I am proud to be his daughter, I am proud to be born an Air Force child, and I still love to watch the planes and jets he taught me about. I think I have as much of him with me as any one can. He is my guardian angel.
As for the POW's who came home, I have read many of the books that have been written by them. I have cried and gotten angry at what they were put through. I thank them all for being the greatest men of my time, and for sharing their stories. I can think of no better group of men, and would love to meet them all, to give them a hug and a thank you, from the daughter of one who knows in her heart the fear, the terror, and the pain that they had to endure. To think about my own father as a POW makes me hurt deep into my soul. To think of the ordeals that they went through and to come out to a world that had changed so much and having to adapt again, POW's from Viet Nam are heroes to me. NO one will ever change that in my eyes.
Do I have any wishes or expectations for the year 2000?
YES, revived hope, to have 6 feet of space in Arlington but I wish more to have my dad alive and returned home. I would wish the years that Dad has been away, that we were robbed of, returned to me. If my Dad is not alive then I want him to rest in America, not in Southeast Asia…
I wish for the other children of MIA's to have peace in their hearts, as I wish for in my own heart. I wish for those whose remains have been found and waiting for identification to be positively ID'd and for those families to have peace. I wish for my daughter who is soon to have my fathers first great grandchild to be able to teach the next generation about the man she calls her grandfather, and how he was the hero she knows him as…

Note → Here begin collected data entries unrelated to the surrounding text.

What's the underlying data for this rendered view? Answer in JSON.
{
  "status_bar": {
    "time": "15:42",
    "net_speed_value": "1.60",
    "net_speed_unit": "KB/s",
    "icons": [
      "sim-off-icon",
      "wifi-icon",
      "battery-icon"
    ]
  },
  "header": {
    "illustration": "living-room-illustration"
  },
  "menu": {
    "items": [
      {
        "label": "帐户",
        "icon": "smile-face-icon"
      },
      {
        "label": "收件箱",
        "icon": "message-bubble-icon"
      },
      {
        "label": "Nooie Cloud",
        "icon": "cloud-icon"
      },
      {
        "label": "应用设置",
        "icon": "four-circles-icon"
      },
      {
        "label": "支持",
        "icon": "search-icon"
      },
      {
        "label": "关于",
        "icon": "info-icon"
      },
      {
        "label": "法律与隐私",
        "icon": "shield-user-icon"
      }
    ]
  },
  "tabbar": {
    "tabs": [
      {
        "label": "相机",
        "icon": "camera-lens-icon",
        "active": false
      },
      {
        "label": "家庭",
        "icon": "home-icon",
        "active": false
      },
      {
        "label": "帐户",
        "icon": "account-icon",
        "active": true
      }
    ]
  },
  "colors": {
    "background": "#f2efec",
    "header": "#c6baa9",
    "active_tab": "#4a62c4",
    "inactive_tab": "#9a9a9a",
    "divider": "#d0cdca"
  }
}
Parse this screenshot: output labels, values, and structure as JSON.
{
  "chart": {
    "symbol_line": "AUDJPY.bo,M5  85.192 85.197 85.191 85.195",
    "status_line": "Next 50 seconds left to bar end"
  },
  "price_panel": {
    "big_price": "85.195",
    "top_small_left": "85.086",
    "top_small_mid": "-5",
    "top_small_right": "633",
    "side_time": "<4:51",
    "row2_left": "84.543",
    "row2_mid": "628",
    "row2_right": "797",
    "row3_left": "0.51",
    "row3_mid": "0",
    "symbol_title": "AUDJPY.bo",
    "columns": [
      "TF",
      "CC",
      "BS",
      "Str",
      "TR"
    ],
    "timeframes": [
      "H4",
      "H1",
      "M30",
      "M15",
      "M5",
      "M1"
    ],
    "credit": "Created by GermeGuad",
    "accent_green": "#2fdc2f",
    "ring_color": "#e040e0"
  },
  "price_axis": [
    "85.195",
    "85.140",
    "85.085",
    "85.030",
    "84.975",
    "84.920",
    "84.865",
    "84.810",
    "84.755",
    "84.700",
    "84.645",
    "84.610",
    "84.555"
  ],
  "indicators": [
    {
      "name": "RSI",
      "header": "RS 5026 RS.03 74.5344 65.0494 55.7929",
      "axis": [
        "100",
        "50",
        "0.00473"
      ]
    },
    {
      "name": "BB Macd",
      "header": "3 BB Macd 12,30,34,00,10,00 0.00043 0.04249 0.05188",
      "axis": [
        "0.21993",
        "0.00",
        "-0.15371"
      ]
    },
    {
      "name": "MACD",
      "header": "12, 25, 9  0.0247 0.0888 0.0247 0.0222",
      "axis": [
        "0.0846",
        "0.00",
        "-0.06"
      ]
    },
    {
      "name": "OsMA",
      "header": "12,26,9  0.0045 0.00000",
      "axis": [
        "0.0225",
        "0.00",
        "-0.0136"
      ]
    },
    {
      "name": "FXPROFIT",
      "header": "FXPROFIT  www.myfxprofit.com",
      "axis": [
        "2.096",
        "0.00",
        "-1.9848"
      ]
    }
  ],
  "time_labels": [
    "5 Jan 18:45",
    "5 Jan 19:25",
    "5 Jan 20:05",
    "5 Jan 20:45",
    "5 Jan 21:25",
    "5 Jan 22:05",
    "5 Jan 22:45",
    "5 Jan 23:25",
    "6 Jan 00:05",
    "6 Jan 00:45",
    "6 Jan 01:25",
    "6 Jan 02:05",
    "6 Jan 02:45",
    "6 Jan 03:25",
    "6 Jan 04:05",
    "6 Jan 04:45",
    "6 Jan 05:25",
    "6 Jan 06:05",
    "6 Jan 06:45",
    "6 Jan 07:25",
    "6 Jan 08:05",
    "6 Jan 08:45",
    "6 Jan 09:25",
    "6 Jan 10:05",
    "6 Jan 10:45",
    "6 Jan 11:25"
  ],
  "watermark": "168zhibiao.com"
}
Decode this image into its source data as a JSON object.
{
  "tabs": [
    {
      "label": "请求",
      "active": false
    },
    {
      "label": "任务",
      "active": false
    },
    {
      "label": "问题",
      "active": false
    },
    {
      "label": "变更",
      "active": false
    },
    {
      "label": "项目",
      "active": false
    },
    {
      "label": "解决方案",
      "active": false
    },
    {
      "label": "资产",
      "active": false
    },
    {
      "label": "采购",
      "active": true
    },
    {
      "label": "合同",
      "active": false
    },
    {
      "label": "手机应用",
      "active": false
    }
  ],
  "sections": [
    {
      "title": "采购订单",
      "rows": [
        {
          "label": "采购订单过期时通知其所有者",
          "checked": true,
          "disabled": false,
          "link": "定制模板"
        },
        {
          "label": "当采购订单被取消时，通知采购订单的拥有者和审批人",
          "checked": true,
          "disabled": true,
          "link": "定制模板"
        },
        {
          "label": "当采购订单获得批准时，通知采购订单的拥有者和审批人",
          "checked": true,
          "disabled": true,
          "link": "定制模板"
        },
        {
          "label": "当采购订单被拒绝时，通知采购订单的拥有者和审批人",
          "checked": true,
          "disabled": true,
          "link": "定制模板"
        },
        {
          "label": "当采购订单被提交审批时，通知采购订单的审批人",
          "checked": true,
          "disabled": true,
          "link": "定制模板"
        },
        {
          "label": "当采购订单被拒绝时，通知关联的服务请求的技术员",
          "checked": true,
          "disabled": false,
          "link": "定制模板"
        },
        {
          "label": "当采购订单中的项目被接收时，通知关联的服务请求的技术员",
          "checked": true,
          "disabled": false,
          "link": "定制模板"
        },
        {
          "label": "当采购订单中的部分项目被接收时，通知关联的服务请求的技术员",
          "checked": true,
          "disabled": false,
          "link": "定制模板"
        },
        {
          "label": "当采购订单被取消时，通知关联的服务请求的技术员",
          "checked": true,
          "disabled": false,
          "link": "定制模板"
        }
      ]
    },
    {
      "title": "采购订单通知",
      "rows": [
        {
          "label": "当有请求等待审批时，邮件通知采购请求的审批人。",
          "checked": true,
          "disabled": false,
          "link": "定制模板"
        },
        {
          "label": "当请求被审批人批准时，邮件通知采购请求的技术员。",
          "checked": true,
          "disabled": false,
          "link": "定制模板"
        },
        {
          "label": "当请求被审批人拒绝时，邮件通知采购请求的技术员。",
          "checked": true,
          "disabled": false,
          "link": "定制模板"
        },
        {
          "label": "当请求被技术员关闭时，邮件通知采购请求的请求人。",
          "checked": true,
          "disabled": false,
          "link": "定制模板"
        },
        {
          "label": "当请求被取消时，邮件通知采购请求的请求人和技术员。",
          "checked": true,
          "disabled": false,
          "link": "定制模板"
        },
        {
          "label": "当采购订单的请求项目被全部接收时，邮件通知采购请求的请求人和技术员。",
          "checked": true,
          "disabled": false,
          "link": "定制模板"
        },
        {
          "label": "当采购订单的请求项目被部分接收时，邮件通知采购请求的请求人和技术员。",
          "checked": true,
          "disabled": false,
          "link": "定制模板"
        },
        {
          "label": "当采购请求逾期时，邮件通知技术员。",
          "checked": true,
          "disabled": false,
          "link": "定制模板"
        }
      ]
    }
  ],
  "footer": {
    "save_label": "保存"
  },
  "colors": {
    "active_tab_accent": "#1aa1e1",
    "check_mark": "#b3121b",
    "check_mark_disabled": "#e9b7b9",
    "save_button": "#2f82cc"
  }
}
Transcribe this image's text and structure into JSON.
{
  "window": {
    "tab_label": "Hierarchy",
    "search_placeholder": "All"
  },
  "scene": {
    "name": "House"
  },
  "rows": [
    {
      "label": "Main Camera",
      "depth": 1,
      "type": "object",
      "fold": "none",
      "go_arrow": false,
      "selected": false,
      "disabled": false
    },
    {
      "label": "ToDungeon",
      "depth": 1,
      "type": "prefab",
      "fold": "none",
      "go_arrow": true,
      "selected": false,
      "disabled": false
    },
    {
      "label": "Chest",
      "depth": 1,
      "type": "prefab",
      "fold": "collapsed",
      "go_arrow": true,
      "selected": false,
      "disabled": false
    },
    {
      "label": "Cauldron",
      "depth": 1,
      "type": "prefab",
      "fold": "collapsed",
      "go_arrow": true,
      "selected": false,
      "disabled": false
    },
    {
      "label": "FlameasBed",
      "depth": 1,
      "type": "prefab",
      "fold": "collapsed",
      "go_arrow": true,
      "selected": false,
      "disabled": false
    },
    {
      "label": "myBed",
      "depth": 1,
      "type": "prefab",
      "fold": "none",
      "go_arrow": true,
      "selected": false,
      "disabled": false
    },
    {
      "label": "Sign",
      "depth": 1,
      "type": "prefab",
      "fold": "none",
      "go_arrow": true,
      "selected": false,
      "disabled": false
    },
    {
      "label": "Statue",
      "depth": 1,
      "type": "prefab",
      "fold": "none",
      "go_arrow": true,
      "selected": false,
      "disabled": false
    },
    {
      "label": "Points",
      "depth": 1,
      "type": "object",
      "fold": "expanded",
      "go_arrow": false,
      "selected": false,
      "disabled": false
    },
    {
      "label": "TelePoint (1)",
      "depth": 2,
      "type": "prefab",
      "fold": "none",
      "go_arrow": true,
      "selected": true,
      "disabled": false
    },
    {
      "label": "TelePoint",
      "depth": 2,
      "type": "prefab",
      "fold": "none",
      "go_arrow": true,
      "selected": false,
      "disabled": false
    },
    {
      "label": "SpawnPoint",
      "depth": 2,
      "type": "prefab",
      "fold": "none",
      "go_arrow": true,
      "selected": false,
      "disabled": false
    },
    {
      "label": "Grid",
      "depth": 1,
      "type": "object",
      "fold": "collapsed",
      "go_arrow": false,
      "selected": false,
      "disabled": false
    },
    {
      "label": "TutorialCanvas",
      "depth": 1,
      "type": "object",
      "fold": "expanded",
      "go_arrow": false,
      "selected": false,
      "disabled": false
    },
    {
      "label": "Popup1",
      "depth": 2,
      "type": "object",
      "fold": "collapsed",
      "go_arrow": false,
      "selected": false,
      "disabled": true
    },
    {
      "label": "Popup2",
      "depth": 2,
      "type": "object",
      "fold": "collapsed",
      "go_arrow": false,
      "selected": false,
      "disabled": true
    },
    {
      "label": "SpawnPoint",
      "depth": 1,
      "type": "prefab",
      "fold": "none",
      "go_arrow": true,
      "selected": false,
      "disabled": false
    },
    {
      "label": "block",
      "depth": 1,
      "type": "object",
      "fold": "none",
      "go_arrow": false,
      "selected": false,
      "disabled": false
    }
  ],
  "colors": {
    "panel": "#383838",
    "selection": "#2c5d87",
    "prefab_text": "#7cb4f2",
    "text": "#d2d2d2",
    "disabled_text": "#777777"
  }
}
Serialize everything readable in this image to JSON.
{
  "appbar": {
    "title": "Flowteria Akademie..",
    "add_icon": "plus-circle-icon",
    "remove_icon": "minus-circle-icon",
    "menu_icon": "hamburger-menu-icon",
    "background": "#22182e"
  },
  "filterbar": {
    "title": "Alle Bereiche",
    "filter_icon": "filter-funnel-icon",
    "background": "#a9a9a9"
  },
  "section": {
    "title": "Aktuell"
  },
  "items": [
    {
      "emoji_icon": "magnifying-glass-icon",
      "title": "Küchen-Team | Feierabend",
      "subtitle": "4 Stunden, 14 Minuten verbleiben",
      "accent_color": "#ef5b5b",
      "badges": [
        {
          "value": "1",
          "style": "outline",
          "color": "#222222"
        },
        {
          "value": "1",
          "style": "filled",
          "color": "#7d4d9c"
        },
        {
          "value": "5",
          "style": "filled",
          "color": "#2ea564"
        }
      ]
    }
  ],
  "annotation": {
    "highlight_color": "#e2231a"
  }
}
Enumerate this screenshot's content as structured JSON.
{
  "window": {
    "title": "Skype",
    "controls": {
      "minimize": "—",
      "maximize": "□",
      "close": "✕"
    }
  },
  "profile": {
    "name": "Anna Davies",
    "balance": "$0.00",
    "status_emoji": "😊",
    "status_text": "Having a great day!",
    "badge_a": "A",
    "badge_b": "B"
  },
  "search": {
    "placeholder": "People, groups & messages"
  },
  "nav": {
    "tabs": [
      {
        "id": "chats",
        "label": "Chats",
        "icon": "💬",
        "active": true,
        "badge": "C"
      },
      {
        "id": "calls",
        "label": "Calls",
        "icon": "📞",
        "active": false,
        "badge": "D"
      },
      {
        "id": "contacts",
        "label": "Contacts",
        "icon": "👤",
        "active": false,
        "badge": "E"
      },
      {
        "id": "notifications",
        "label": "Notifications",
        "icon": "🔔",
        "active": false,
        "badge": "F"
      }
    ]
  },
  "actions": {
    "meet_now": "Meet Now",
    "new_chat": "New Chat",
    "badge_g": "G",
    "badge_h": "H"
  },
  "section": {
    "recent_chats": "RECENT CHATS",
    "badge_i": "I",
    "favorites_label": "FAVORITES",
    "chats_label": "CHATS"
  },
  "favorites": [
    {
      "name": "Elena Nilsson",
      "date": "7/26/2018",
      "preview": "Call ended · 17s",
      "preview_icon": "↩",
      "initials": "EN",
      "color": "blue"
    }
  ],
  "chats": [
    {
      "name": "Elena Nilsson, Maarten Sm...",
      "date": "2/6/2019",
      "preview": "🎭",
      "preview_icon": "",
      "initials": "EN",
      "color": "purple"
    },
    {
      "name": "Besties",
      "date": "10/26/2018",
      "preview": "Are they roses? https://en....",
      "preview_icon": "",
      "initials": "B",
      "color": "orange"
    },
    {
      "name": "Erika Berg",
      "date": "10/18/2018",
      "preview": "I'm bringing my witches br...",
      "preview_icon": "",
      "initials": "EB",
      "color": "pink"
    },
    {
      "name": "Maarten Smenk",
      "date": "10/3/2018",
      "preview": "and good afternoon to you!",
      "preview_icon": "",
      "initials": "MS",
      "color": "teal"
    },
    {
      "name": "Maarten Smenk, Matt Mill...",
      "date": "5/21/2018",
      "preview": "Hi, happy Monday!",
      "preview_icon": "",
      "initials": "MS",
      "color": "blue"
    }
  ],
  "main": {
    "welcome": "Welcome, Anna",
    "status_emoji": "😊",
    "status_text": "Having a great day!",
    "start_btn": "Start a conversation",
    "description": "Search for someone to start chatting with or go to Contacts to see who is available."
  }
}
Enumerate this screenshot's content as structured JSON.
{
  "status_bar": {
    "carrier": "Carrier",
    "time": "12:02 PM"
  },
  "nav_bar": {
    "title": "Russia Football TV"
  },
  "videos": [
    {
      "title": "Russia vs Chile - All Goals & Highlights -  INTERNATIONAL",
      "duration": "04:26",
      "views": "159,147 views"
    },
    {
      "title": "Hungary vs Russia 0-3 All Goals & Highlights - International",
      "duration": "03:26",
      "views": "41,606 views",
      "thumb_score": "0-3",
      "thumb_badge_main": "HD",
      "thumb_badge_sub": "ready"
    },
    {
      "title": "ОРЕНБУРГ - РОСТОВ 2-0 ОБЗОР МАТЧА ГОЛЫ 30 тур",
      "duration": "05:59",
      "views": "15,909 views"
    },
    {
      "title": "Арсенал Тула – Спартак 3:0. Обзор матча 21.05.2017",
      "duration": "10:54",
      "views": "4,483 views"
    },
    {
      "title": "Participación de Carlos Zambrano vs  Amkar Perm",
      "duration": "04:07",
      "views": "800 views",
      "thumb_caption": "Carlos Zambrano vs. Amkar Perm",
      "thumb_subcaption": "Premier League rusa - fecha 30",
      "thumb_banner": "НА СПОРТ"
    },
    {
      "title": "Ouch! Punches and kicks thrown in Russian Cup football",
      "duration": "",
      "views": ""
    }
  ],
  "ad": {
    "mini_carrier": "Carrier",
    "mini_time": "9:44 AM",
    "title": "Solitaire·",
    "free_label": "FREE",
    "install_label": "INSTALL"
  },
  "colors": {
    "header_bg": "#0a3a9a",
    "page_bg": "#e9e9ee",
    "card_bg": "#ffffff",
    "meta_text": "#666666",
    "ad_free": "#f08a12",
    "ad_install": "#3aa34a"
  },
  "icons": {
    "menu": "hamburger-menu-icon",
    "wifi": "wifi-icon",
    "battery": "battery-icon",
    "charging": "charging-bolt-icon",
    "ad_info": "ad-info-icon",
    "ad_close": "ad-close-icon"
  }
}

I wish for the strength to be able to carry on with this fight… for it surely has gone on too long. For some, the Vietnam War has not ended. The forgotten ones are the children of the forgotten. Ours is a war that we battle every day, inside our minds, inside our hearts, inside our souls, outwardly we carry our heads high, yet we are tired.
Rank/Branch: E6/US Air Force
Unit:
Date of Birth: 09 December 1929
Home City of Record: Baton Rouge LA
Date of Loss: 31 October 1965
Country of Loss: South Vietnam
Loss Coordinates: 10400N 1070000E (YS224805)
Status (in 1973): Prisoner of War
Category: 1
Acft/Vehicle/Ground: Ford Truck
Other Personnel in Incident: Charles Dusing; Samuel Adams (both POW), Jasper Page, escapee.